L'intervento del card. Pietro Parolin, segretario di Stato Vaticano, a margine del bilaterale Italia-Santa Sede conclusisi a Palazzo Borroneo in occasione del 95° anniversario dei Patti Lateranensi e del 40mo dell’Accordo di revisione del 1984.
“Con il presidente della Repubblica e anche con il ministro degli Esteri si è fatta una panoramica un po’ su tutti gli scenari di crisi che attualmente sconvolgono il mondo, e c’è una coincidenza di preoccupazioni da parte dell’Italia e della Santa Sede”.
Lo ha detto il card. Pietro Parolin, segretario di Stato Vaticano, a margine del bilaterale Italua-Santa Sede conclusisi a Palazzo Borroneo in occasione del 95° anniversario dei Patti Lateranensi e del 40mo dell’Accordo di revisione del 1984.
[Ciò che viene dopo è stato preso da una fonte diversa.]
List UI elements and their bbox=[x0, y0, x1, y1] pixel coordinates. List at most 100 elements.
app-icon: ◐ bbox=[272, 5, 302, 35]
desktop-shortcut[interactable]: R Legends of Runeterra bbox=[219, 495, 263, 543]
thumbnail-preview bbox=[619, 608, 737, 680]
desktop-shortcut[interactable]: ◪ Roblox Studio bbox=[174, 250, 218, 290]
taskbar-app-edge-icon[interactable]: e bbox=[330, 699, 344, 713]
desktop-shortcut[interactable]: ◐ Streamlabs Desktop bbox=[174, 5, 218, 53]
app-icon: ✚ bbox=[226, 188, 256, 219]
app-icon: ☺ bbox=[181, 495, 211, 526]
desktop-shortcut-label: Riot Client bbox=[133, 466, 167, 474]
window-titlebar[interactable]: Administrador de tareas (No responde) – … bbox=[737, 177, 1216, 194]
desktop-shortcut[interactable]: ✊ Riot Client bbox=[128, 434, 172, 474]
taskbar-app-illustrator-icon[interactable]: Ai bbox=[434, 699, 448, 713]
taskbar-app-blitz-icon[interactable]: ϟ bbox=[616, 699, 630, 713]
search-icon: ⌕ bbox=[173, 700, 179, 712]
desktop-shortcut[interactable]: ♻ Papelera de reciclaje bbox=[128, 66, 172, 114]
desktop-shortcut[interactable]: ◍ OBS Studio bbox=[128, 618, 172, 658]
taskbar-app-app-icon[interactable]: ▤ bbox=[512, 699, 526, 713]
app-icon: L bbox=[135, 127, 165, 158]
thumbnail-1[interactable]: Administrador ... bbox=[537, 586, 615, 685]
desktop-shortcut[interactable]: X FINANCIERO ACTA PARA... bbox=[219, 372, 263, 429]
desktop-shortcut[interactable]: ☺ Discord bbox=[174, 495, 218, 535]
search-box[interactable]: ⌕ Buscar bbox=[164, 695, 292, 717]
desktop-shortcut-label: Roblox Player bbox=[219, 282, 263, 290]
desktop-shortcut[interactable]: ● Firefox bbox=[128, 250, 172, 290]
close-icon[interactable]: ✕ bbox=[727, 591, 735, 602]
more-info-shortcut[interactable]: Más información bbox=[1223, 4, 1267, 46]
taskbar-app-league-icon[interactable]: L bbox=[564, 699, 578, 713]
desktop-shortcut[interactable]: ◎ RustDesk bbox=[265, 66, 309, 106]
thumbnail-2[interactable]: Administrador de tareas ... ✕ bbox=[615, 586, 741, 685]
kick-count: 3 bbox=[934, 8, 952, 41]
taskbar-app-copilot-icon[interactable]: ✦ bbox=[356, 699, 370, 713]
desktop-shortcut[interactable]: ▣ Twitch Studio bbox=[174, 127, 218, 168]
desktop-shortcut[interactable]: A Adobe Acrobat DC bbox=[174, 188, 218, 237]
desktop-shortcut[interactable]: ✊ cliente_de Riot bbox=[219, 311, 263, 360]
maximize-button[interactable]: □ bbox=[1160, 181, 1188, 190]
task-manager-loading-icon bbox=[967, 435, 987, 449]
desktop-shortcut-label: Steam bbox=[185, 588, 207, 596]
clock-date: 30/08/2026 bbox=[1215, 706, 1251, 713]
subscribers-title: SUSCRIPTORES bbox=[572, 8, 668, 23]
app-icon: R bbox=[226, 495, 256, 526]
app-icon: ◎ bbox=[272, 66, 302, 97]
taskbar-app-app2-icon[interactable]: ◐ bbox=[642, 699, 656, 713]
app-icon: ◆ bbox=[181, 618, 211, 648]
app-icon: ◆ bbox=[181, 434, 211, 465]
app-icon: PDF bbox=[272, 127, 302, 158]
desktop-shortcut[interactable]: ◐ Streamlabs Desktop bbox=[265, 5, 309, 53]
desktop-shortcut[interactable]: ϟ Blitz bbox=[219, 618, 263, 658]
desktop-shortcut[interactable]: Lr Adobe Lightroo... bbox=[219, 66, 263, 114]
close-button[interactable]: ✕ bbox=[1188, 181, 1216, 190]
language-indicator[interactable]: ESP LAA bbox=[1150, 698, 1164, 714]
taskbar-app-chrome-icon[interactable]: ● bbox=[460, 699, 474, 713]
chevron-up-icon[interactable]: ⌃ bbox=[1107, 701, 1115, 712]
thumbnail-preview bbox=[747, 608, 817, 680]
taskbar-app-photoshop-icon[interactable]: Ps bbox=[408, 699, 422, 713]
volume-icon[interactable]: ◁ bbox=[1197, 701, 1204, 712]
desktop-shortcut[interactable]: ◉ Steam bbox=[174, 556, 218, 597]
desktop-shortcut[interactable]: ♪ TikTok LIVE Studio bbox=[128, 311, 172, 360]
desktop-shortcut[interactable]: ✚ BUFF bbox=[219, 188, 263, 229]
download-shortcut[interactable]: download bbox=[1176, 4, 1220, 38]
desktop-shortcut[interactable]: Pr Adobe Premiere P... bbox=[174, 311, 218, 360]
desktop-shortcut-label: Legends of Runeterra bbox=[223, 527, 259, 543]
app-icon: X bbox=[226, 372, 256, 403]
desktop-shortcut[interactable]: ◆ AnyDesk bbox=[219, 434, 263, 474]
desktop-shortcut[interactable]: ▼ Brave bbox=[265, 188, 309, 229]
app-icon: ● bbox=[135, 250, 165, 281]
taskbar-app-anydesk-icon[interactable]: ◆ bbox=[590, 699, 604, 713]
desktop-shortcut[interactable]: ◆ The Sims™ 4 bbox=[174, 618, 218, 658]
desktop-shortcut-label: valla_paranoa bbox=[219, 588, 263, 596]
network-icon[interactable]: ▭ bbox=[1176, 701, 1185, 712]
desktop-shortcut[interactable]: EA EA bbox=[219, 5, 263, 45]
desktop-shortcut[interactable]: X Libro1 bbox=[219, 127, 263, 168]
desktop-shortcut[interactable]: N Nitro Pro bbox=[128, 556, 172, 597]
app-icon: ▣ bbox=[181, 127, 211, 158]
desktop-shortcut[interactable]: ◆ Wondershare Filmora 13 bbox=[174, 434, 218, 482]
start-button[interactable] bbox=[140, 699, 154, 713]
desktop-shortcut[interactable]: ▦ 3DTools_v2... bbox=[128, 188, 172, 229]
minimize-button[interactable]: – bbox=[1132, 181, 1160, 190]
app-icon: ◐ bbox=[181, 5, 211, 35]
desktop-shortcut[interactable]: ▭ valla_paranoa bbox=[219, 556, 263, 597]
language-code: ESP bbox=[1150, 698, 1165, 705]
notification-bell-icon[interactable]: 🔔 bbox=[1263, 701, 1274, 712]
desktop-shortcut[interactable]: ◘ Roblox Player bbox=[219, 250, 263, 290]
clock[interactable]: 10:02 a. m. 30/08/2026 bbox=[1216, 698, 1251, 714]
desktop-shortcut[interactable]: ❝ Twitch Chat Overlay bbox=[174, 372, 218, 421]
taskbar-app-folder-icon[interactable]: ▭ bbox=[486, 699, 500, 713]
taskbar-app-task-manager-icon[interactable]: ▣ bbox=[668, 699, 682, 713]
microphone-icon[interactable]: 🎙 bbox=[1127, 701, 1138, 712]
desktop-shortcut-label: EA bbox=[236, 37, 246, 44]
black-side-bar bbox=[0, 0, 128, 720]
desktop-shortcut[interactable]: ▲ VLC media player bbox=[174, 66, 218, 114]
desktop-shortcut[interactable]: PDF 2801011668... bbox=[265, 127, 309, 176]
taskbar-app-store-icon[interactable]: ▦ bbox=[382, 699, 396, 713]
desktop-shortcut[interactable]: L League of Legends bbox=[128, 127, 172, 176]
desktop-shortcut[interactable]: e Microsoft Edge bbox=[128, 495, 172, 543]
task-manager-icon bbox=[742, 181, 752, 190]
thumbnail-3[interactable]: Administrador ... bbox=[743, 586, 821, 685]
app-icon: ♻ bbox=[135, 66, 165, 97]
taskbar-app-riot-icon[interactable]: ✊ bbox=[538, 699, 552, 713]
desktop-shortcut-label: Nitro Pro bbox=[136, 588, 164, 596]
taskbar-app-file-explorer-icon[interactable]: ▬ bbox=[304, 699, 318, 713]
“È molto più difficile trovare soluzioni a queste problematiche, però si sta tentando di dare un contributo che possa essere positivo e avviare percorsi di pace”, ha riferito il cardinale: “Io credo che è una voce generale quella che non si può continuare così”, la risposta ad una domanda dei giornalisti sull’offensiva israeliana a Rafa: “Bisogna trovare altre strade per risolvere il problema di Gaza, il problema della Palestina. La Santa Sede l’ha detto fin dall’inizio: da una parte, una condanna netta e senza riserve di quanto avvenuto il 7 ottobre, e qui lo ribadisco; una condanna netta e senza riserve di ogni tipo di antisemitismo, e qui lo ribadisco, ma nello stesso tempo anche una richiesta perché il diritto alla difesa di Israele, che è stato invocato per giustificare questa operazione, sia proporzionato. E certamente con 30 mila morti non lo è”.
“Bisogna avere il coraggio di andare avanti e non perdere la speranza”, ha concluso Parolin interpellato in merito ad una soluzione alla guerra: “Diceva Sant’Agostino che la speranza poggia sullo sdegno e sul coraggio. Credo che tutti siamo sdegnati per quanto sta succedendo, per questa carneficina, ma dobbiamo avere il coraggio di andare avanti e di non perdere la speranza perché, se perdiamo la speranza, incrociamo le braccia. Invece bisogna lottare fino in fondo e cercare di dare fin dove possibile il nostro apporto, il nostro contributo”.